サポートされているサードパーティTerraformプロバイダについては、サポートされているTerraformプロバイダを参照してください。

認証と認可

Oracle Cloud Infrastructureの各サービスは、すべてのインタフェース(コンソール、SDKまたはCLI、およびREST API)の認証および認可のためにIAMと統合されています。

組織の管理者は、どのユーザーがどのサービスとリソースにアクセスできるか、およびアクセスのタイプを制御する、グループコンパートメントおよびポリシーを設定する必要があります。たとえば、ポリシーは、新規ユーザーの作成、クラウド・ネットワークの作成と管理、インスタンスの起動、バケットの作成、オブジェクトのダウンロードなどを実行できるユーザーを制御します。詳細は、ポリシーの開始を参照してください。異なる各サービスに対するポリシーの記述の詳細は、ポリシー・リファレンスを参照してください。

会社が所有するOracle Cloud Infrastructureリソースを使用する必要がある通常のユーザー(管理者ではない)の場合は、ユーザーIDを設定するよう管理者に連絡してください。管理者は、使用する必要があるコンパートメントを確認できます。

重要

Oracle Cloud Infrastructureリソースを管理するためのポリシーは、リソースにアクセスするリソース・マネージャ操作にも必要です。たとえば、コンピュート・インスタンスおよびサブネットを含むスタック上で適用ジョブを実行するには、リソースをプロビジョニングするコンパートメント内で、これらのリソース・タイプに対する権限を付与するポリシーを必要とします。
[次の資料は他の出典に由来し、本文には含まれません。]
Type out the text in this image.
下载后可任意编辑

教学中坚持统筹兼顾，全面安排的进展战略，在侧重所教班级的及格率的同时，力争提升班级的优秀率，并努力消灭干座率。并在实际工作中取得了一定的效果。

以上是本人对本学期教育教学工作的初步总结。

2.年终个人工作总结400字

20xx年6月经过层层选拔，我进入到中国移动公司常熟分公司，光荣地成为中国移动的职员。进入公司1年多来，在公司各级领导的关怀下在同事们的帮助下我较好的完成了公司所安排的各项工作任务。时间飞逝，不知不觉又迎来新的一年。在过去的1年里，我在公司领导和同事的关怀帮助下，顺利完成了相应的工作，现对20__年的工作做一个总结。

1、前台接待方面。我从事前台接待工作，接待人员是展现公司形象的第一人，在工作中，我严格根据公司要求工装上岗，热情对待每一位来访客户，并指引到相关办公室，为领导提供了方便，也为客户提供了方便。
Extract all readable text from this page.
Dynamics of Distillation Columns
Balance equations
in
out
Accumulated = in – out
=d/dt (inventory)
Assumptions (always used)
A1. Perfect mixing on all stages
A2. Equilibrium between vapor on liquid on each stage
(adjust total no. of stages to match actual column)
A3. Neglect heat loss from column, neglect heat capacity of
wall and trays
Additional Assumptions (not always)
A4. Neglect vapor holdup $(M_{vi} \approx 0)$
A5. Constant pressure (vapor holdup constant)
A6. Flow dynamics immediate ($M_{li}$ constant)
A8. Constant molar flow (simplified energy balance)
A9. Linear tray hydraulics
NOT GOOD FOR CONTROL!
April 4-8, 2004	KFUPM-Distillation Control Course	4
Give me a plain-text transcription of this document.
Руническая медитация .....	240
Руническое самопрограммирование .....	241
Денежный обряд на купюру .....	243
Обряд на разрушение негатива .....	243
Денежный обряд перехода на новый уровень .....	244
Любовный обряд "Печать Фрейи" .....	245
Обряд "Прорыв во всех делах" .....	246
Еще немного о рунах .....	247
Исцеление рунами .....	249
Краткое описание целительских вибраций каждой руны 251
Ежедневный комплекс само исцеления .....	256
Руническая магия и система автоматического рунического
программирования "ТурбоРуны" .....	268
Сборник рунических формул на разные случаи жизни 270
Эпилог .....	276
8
Oracle Cloud Infrastructureリソースを管理するためのポリシーの例は、共通ポリシーを参照してください。

管理者: リソース・マネージャ・リソースへのアクセス権をグループに付与する共通ポリシーについては、IAMポリシー(リソース・マネージャの保護)を参照してください。

セキュリティ

IAMポリシーの作成に加えて、リソース・マネージャのセキュリティに関する次のベスト・プラクティスに従ってください。

  • 構成ファイルおよび出力ファイルでの機密情報の使用を制限します。
  • セキュリティ監査を実行します
  • プライベート・エンドポイントを使用して、ネットワーク・トラフィックをパブリックに公開せずにリソースに安全にアクセスします

「リソース・マネージャの保護」を参照してください。